Can someone tell me what should be the next step:
I have tried many ways but cannot seem to get the right answer.
This is what i have done:

$\begin{bmatrix}
1 & 2 & 1 & | & 6 \\
2 & -1 & -1 & |& -1\\
3 & 2 & 1 & | & 8
\end{bmatrix}$

2R1-R2 -> R2
3R1-R3 -> R3

$\begin{bmatrix}
1 & 2 & 1 & | & 6 \\
0 & 6 & 3 & |& 13 \\
0 & 4 & 2 & | & 10
\end{bmatrix}$

P.S
• July 23rd 2010, 03:03 AM
Ackbeet
Well, on a computer, you wouldn't multiply row 2 by 1/6, but when doing things by hand, that's what I would do next. It makes it slightly easier to contemplate the next step of getting a zero in the 3,2 position.
• July 23rd 2010, 03:03 AM
Ackbeet
These are linear algebra questions! Stop posting these in Advanced Applied Math!
• July 23rd 2010, 04:28 AM
Paymemoney
Quote:

Originally Posted by Ackbeet
These are linear algebra questions! Stop posting these in Advanced Applied Math!

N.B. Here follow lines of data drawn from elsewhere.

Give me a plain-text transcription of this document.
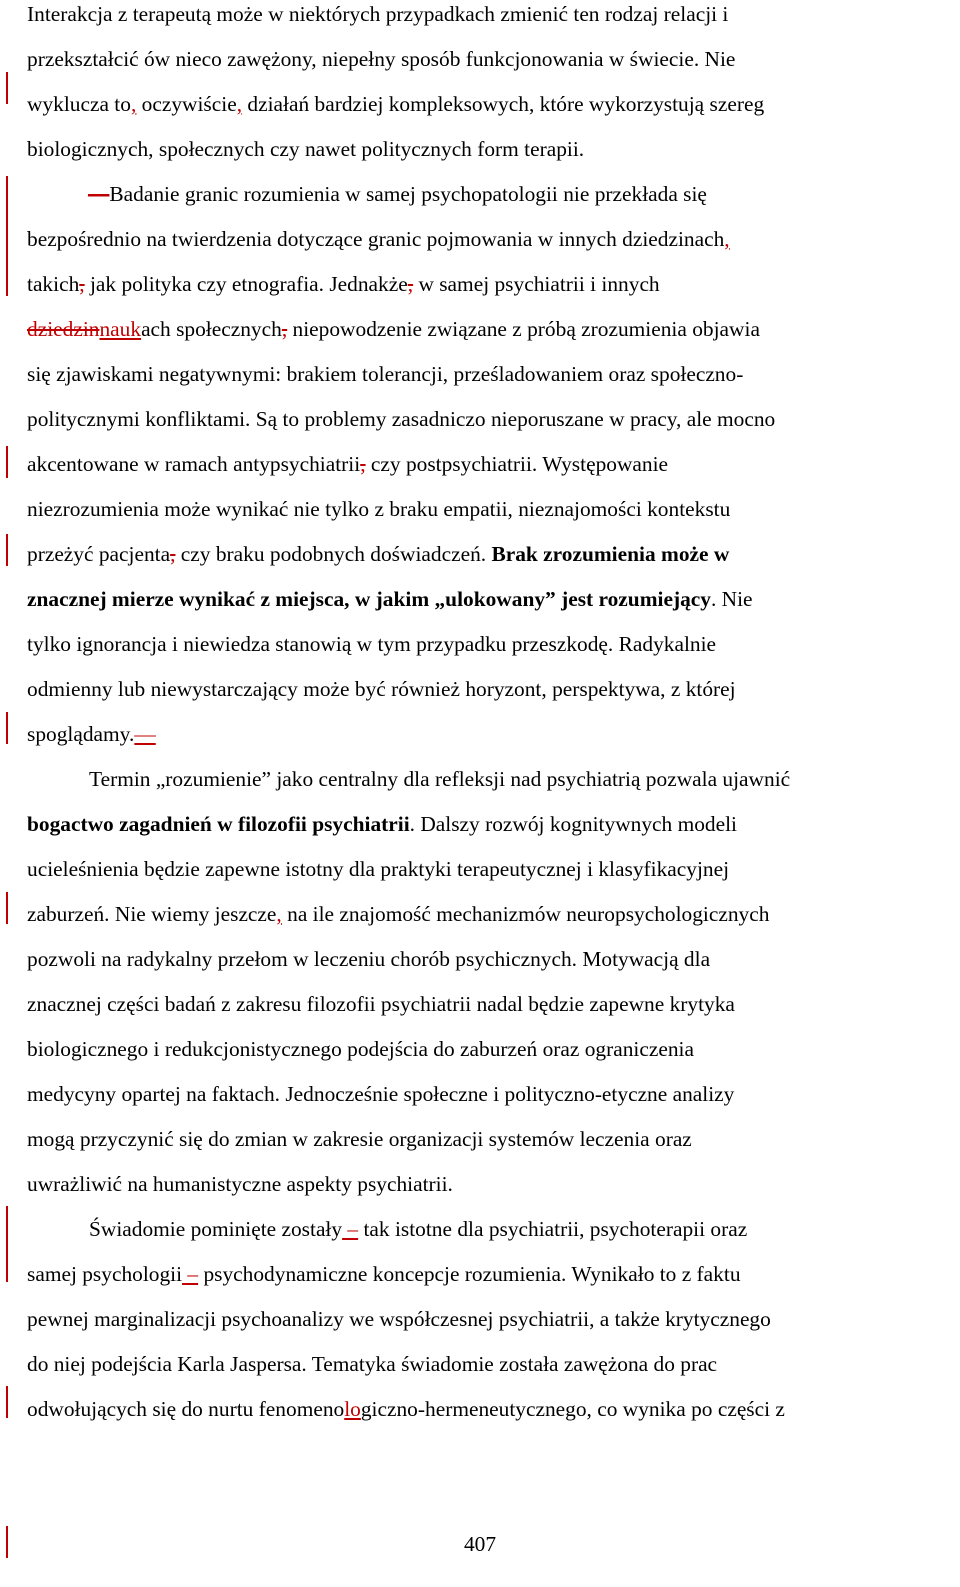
Interakcja z terapeutą może w niektórych przypadkach zmienić ten rodzaj relacji i
przekształcić ów nieco zawężony, niepełny sposób funkcjonowania w świecie. Nie
wyklucza to, oczywiście, działań bardziej kompleksowych, które wykorzystują szereg
biologicznych, społecznych czy nawet politycznych form terapii.
—Badanie granic rozumienia w samej psychopatologii nie przekłada się
bezpośrednio na twierdzenia dotyczące granic pojmowania w innych dziedzinach,
takich, jak polityka czy etnografia. Jednakże, w samej psychiatrii i innych
dziedzinnaukach społecznych, niepowodzenie związane z próbą zrozumienia objawia
się zjawiskami negatywnymi: brakiem tolerancji, prześladowaniem oraz społeczno-
politycznymi konfliktami. Są to problemy zasadniczo nieporuszane w pracy, ale mocno
akcentowane w ramach antypsychiatrii, czy postpsychiatrii. Występowanie
niezrozumienia może wynikać nie tylko z braku empatii, nieznajomości kontekstu
przeżyć pacjenta, czy braku podobnych doświadczeń. Brak zrozumienia może w
znacznej mierze wynikać z miejsca, w jakim „ulokowany” jest rozumiejący. Nie
tylko ignorancja i niewiedza stanowią w tym przypadku przeszkodę. Radykalnie
odmienny lub niewystarczający może być również horyzont, perspektywa, z której
spoglądamy.—
Termin „rozumienie” jako centralny dla refleksji nad psychiatrią pozwala ujawnić
bogactwo zagadnień w filozofii psychiatrii. Dalszy rozwój kognitywnych modeli
ucieleśnienia będzie zapewne istotny dla praktyki terapeutycznej i klasyfikacyjnej
zaburzeń. Nie wiemy jeszcze, na ile znajomość mechanizmów neuropsychologicznych
pozwoli na radykalny przełom w leczeniu chorób psychicznych. Motywacją dla
znacznej części badań z zakresu filozofii psychiatrii nadal będzie zapewne krytyka
biologicznego i redukcjonistycznego podejścia do zaburzeń oraz ograniczenia
medycyny opartej na faktach. Jednocześnie społeczne i polityczno-etyczne analizy
mogą przyczynić się do zmian w zakresie organizacji systemów leczenia oraz
uwrażliwić na humanistyczne aspekty psychiatrii.
Świadomie pominięte zostały – tak istotne dla psychiatrii, psychoterapii oraz
samej psychologii – psychodynamiczne koncepcje rozumienia. Wynikało to z faktu
pewnej marginalizacji psychoanalizy we współczesnej psychiatrii, a także krytycznego
do niej podejścia Karla Jaspersa. Tematyka świadomie została zawężona do prac
odwołujących się do nurtu fenomenologiczno-hermeneutycznego, co wynika po części z
407
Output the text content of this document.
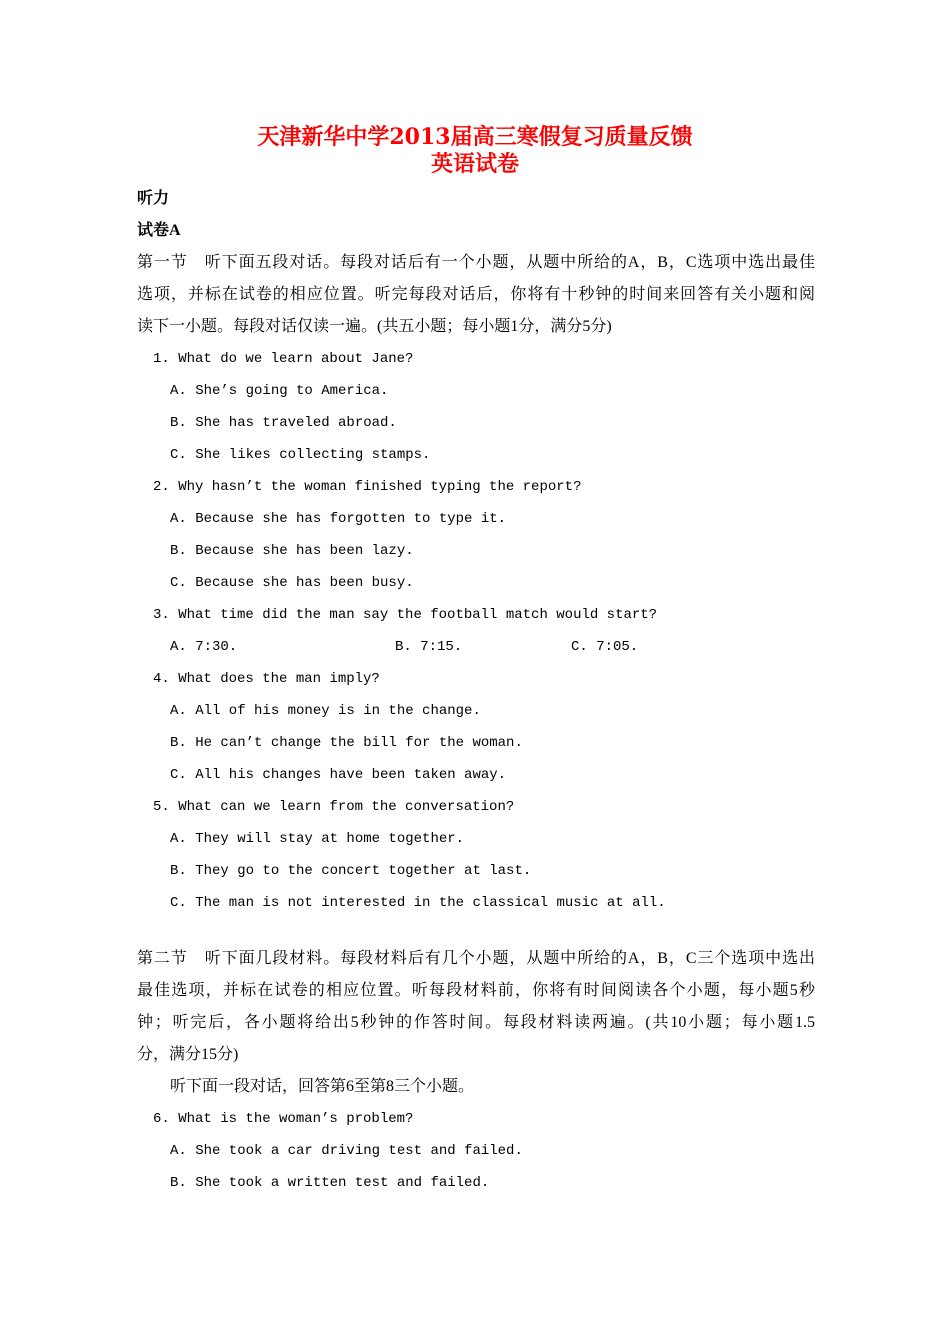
天津新华中学2013届高三寒假复习质量反馈
英语试卷
听力
试卷A
第一节　听下面五段对话。每段对话后有一个小题，从题中所给的A，B，C选项中选出最佳
选项，并标在试卷的相应位置。听完每段对话后，你将有十秒钟的时间来回答有关小题和阅
读下一小题。每段对话仅读一遍。(共五小题；每小题1分，满分5分)
1. What do we learn about Jane?
A. She’s going to America.
B. She has traveled abroad.
C. She likes collecting stamps.
2. Why hasn’t the woman finished typing the report?
A. Because she has forgotten to type it.
B. Because she has been lazy.
C. Because she has been busy.
3. What time did the man say the football match would start?
A. 7:30.	B. 7:15.	C. 7:05.
4. What does the man imply?
A. All of his money is in the change.
B. He can’t change the bill for the woman.
C. All his changes have been taken away.
5. What can we learn from the conversation?
A. They will stay at home together.
B. They go to the concert together at last.
C. The man is not interested in the classical music at all.
第二节　听下面几段材料。每段材料后有几个小题，从题中所给的A，B，C三个选项中选出
最佳选项，并标在试卷的相应位置。听每段材料前，你将有时间阅读各个小题，每小题5秒
钟；听完后，各小题将给出5秒钟的作答时间。每段材料读两遍。(共10小题；每小题1.5
分，满分15分)
听下面一段对话，回答第6至第8三个小题。
6. What is the woman’s problem?
A. She took a car driving test and failed.
B. She took a written test and failed.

But shouldn't this be posted here, i was told by mod, that on one of my previous post on matrix it was in pre-algebra section, however in fact it should of been in Applied Math.
• July 23rd 2010, 04:37 AM
Ackbeet
The pre-algebra forum is in the Pre-University Math Help forum. I guarantee you that your problems would fit correctly in the University Math Help/Linear and Abstract Algebra subforum.
• July 23rd 2010, 05:52 PM
Paymemoney
After multiplying by 1/6 to row 2, i then done the following, however i get stuck again because i end up with:

$a+2b+c = 6$
$b+\frac{1}{2}c = \frac{13}{6}$
$a=1$

Do you have any suggestions of what i should do instead?

$\begin{bmatrix}
1 & 2 & 1 & | & 6 \\
0 & 1 & \frac{1}{2} & | & \frac{13}{6} \\
0 & 4 & 2 & | & 10
\end{bmatrix}$

R3-2R1 -> R3

$\begin{bmatrix}
1 & 2 & 1 & | & 6 \\
0 & 1 & \frac{1}{2} & | & \frac{13}{6} \\
-2 & 0 & 0 & | & -2
\end{bmatrix}$
• July 24th 2010, 02:16 AM
Ackbeet
Hmm. I double-checked your earlier work, and I think you made a mistake. Your original system is this:

$
\left[\begin{matrix}1&2&1\\2&-1&-1\\3&2&1\end{matrix}\left|\begin{matrix}6\\-1\\8\end{matrix}\right].
$

After performing the following elementary row operations, as you suggested:

2R1-R2 -> R2
3R1-R3 -> R3,

I get this:

$
\left[\begin{matrix}1&2&1\\0&5&3\\0&4&2\end{matrix}\left |\begin{matrix}6\\13\\10\end{matrix}\right].
$

The reason I thought there was an error, was because the original matrix definitely has a solution, but your simplified matrix after those two row operations was inconsistent. So, at this point, I would divide row 2 by 5. What do you get then?
• July 24th 2010, 05:12 AM
Paymemoney
This is want i got when i divided by 5:

$\begin{bmatrix}
1 & 2 & 1 & | & 6\\
0 & 1 & \frac{3}{5} & | & \frac{13}{5}\\
0 & 4 & 2 & | & 10
\end{bmatrix}$

R3-4R2 -> R3

$\begin{bmatrix}
1 & 2 & 1 & | & 6\\
0 & 1 & \frac{3}{5} & | & \frac{13}{5}\\
0 & 0 & \frac{-2}{5} & | & \frac{-2}{5}
\end{bmatrix}$

$a+2b+c=6$
$a=1$

$b+\frac{3}{5}$
$c=\frac{13}{5}$
$c=\frac{-2}{5}*\frac{-5}{21}$
$c=1$

$b=\frac{13}{5}-\frac{3}{5}$
$b=2$
• July 24th 2010, 05:20 AM
yeKciM
yes it's correct :D u always when u get some results just put them in your starting system of equations and see is it solution that u get the right one :D

edit: I apologize, I'm not gonna do that again :D
• July 24th 2010, 07:20 AM
Ackbeet
Concur with yeKciM. Incidentally, yeKciM: on this forum it's considered bad form to use anything but full and correct English. Please don't use chat-lingo or texting abbreviations! Thanks! (For reference, look at Rule #12 here.)